Nel ricorso, il dipendente aveva sostenuto l’illegittima acquisizione dei post riservati agli amici. La sentenza smonta però questa interpretazione. La Cassazione infatti sostiene: “Premessa l’esigenza di tutela della libertà e segretezza dei messaggi scambiati in una chat privata, nella fattispecie non sussiste una tale esigenza di protezione di un commento offensivo nei confronti della società datrice di lavoro diffuso su Facebook. Il mezzo utilizzato (pubblicazione dei post sul profilo personale del detto social) è, infatti, idoneo (secondo l’accertamento della Corte territoriale), a determinare la circolazione del messaggio tra un gruppo indeterminato di persone”.

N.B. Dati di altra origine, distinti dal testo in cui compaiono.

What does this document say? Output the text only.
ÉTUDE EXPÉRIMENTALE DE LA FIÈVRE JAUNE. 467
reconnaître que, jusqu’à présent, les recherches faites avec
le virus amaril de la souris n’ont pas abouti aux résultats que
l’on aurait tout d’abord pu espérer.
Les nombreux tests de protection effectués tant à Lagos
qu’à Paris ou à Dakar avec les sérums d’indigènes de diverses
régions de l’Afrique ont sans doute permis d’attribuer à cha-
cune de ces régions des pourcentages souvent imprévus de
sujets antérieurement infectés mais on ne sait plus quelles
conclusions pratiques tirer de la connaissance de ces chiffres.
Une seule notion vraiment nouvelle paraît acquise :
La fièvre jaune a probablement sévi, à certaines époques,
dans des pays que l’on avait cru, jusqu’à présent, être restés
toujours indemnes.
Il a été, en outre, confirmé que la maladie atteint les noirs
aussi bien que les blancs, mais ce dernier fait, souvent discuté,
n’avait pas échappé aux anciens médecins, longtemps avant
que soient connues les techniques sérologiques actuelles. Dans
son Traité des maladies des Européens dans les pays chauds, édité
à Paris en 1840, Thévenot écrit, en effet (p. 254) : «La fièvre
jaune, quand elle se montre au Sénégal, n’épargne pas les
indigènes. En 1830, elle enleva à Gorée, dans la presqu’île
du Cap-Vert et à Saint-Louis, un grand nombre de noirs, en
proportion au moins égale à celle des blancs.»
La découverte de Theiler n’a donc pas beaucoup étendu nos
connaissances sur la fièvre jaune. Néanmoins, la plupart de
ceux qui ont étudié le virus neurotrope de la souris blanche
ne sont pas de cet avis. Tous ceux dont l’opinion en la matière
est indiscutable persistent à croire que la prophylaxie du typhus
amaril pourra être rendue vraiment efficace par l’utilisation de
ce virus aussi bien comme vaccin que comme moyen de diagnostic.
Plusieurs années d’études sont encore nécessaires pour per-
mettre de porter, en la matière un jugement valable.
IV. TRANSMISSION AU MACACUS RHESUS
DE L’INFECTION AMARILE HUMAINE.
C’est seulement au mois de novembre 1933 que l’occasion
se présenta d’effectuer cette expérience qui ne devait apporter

La Corte di Cassazione ha inoltre chiarito che “la nozione di insubordinazione non può essere limitata al rifiuto di adempiere alle disposizioni impartite dai superiori, ma si estende a qualsiasi altro comportamento atto a pregiudicarne l’esecuzione nel quadro dell’organizzazione aziendale: sicché, la critica rivolta ai superiori con modalità esorbitanti dall’obbligo di correttezza formale dei toni e dei contenuti, oltre a contravvenire alle esigenze di tutela della persona umana riconosciute dall’art. 2 Cost., può essere di per sé suscettibile di arrecare pregiudizio all’organizzazione aziendale, dal momento che l’efficienza di quest’ultima riposa sull’autorevolezza di cui godono i suoi dirigenti e quadri intermedi ed essa risente un indubbio pregiudizio allorché il lavoratore, con toni ingiuriosi, attribuisca loro qualità manifestamente disonorevoli”.